Individuals differ in some of these ways, but large aggregate populations do
not. "IQ" does not measure intelligence -- a quality that nobody has been able
to define, much less elicit -- but, rather, it differentiates only among
individuals within a group of people, of whatever age, who have had essentially
the same life-experiences and opportunities. Even within a group like "white
males" an IQ score mainly tells you what the family income is. In California, IQ
tests have been banned -- thanks to an anti-racist campaign and successful
lawsuit -- in schools as a (false) measure from which the school system had been
deciding where to place (and "track") a child. In Boston, around 1970, Latino
6-yrear-olds who spoke no English were tested and -- guess what? -- found to be
"retarded." Boston didn't have enough places for them in "special schools" so
about 30,000 young Latino children at one time didn't go to school at all
because they were falsely declared to be retarded! At my univeristy, Latino
appliucants were being rejected on the basis of test scores (ACT/SAT) although
we had proven statistically that these tests did not predict anything about
Latino students' success in school -- in fact there was a slight (and
insignificant) negative correlation between ACT score and probabilty of later
success (graduation rate).

Those who keep telling us that the above is not true sometimes are just
misinformed, not having seen the reasoning and evidence. Sometimes they are
plain racists. Murray is and Herrnstein was a plain racist. Their supposed
evidence is in part fabricated, in part discredited, and in part slyly --
because this is deliberate racism -- twisted to seem to say something racist.
Their book, *The Bell Curve* was promoted to the skies...by racists, and by
those who found it useful to spread the belief that African-Americans and other
minorities in the US should be stomped on, by withdrawing programs that equalize
educational and employment oppportunity, that provide life support for people
who are unable to find work, or are disabled, or whatever. (That is the US of A
today -- I am writing this, appropriately, on the Fourth of July, Independence
Day.)

I posted the snippet on "very moderate racism" (from my book) in order to make a
specific point. Richard Moore had asserted, in essence, that intellectual
abilities of the different races are only SLIGHTLY different, and therefore they
provide no basis for judging individuals. Richard does not know tbat this
precise argument has been used over and over in the social sciences to convey
the belief that you can continue to build theories about the historical
inferiority of non-whites and about the inferiority of contemporary non-white
groups in a society, and still think of yourself as unprejudiced. This is a very
serious obstacle to building a non-Eurocentric social science.

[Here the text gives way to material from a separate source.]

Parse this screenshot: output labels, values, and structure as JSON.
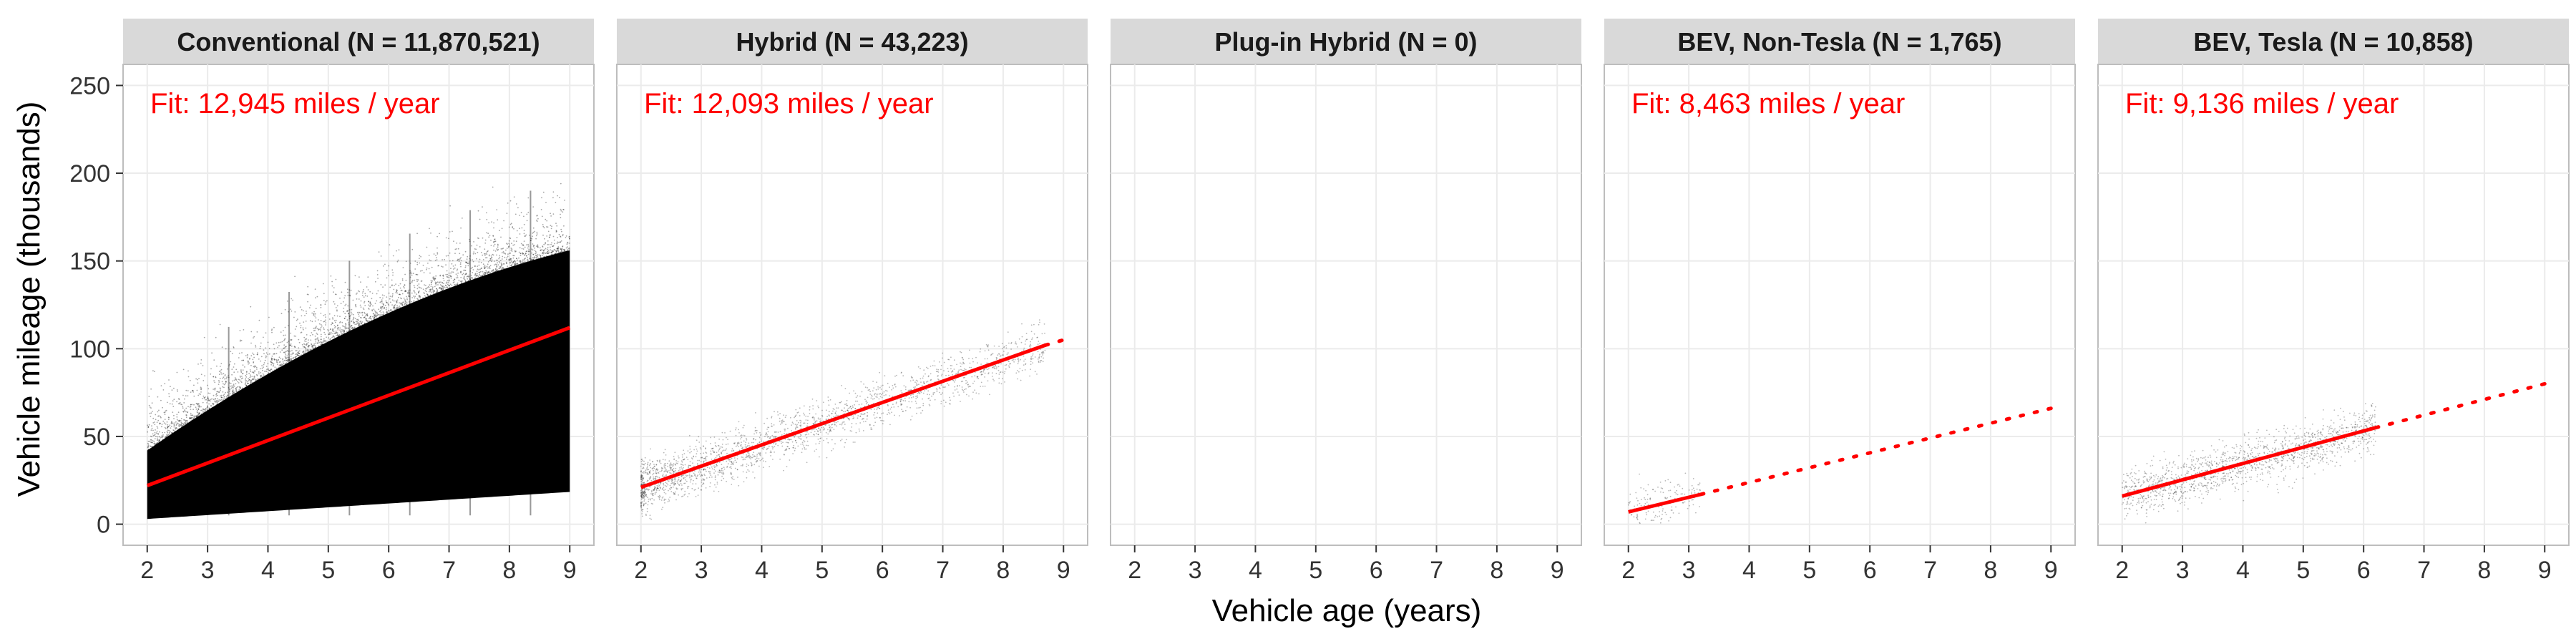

Is race a proper subject for discussion on this list? World-system theorists
have argued that some of the differentiation among parts of the world-system are
phenotypic designations, typically, races. Wallerstein discussed the way
different races get slotted into different regional and social segments of the
work force -- in slavery days and still today. Moreover, reduction of causality
to psychological qualities -- that is, neglecting social forces -- is, broadly
speaqking, an opposing argument form world-system and Marxist positions.
Sometimes -- not always -- the postulated psychological differences are claimed
to be race-based. Racism is the worst form of psychological reductionism. (This
is why I asked dlj whether his postuled tendency-toward-violence of Europeans
was "in the genes." Happily, he said no.)

And nobody should hide behind the notion that races are not real but
"constructed." Yes, you can call them constructed if you allow the process to
have taken hundreds of years. But postmodernists are trying to tell us
(sometimes) that racism is kind of silly and easily gootten rid of because races
are just "constructed," not real. Bullshit.